Titahnya yang dulu ampuh dan manjur, kini mandul dan tumpul. Jangkrik! Kembali terlontar umpatannya. Tapi tentu saja dalam hati. Sebab Tia tidak ingin diberi kuliah gratis tentang sopan-santun dari Papi-Mami tersayang.

Gelarnya sebagai putri tunggal Anwar tidak berlaku lagi dalam kesehariannya. Gelarnya sekarang menjadi….

“Mbak Tia, sudah pulang?”

Tia membuang muka. Buuukk! Dilemparnya serampangan ransel sekolahnya ke atas sofa. Tak ada sahutan di bibirnya sebagai balasan atas sapaan ramah Adelia.

Si Mungil Adelia masih seramah tadi. “Atau, Mbak Tia mau minum air es? Lia ambilkan di kulkas, ya?”

Tia berhenti. Urung dia mengayunkan kakinya lagi menuju dapur. Dahaga yang menggerogoti tenggorokannya sejak di sekolah tadi terpaksa ditahan-tahan. Makhluk asing ini seolah tahu alur pikirannya. Dan Tia tak mau berutang jasa, terlebih terhadap makhluk yang disebeli!

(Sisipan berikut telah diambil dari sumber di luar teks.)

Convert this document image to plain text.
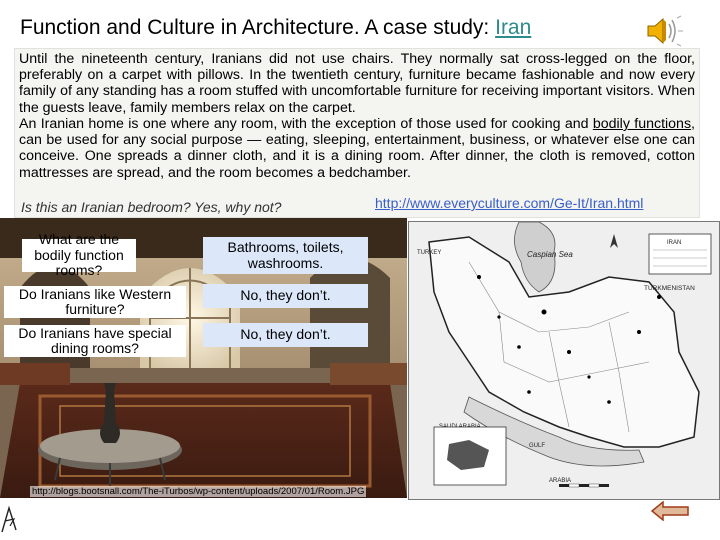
Function and Culture in Architecture. A case study: Iran

Until the nineteenth century, Iranians did not use chairs. They normally sat cross-legged on the floor, preferably on a carpet with pillows. In the twentieth century, furniture became fashionable and now every family of any standing has a room stuffed with uncomfortable furniture for receiving important visitors. When the guests leave, family members relax on the carpet.

An Iranian home is one where any room, with the exception of those used for cooking and bodily functions, can be used for any social purpose — eating, sleeping, entertainment, business, or whatever else one can conceive. One spreads a dinner cloth, and it is a dining room. After dinner, the cloth is removed, cotton mattresses are spread, and the room becomes a bedchamber.

Is this an Iranian bedroom? Yes, why not?	http://www.everyculture.com/Ge-It/Iran.html
What are the bodily function rooms?
Bathrooms, toilets, washrooms.
Do Iranians like Western furniture?
No, they don’t.
Do Iranians have special dining rooms?
No, they don’t.
http://blogs.bootsnall.com/The-iTurbos/wp-content/uploads/2007/01/Room.JPG
Caspian Sea
TURKEY
TURKMENISTAN
GULF
ARABIA
IRAN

Ya, disebelinya! Sejak makhluk yang tergolong manis ini masuk menjadi salah satu keluarga Anwar. Merebut kekuasaannya yang sudah enak sebagai putri semata wayang. Tidak ada lagi semata wayang-semata wayangan. Karena sekarang telah berlaku dua wayang. Dan wayang yang lain itu tidak lain dan tidak bukan adalah Adelia!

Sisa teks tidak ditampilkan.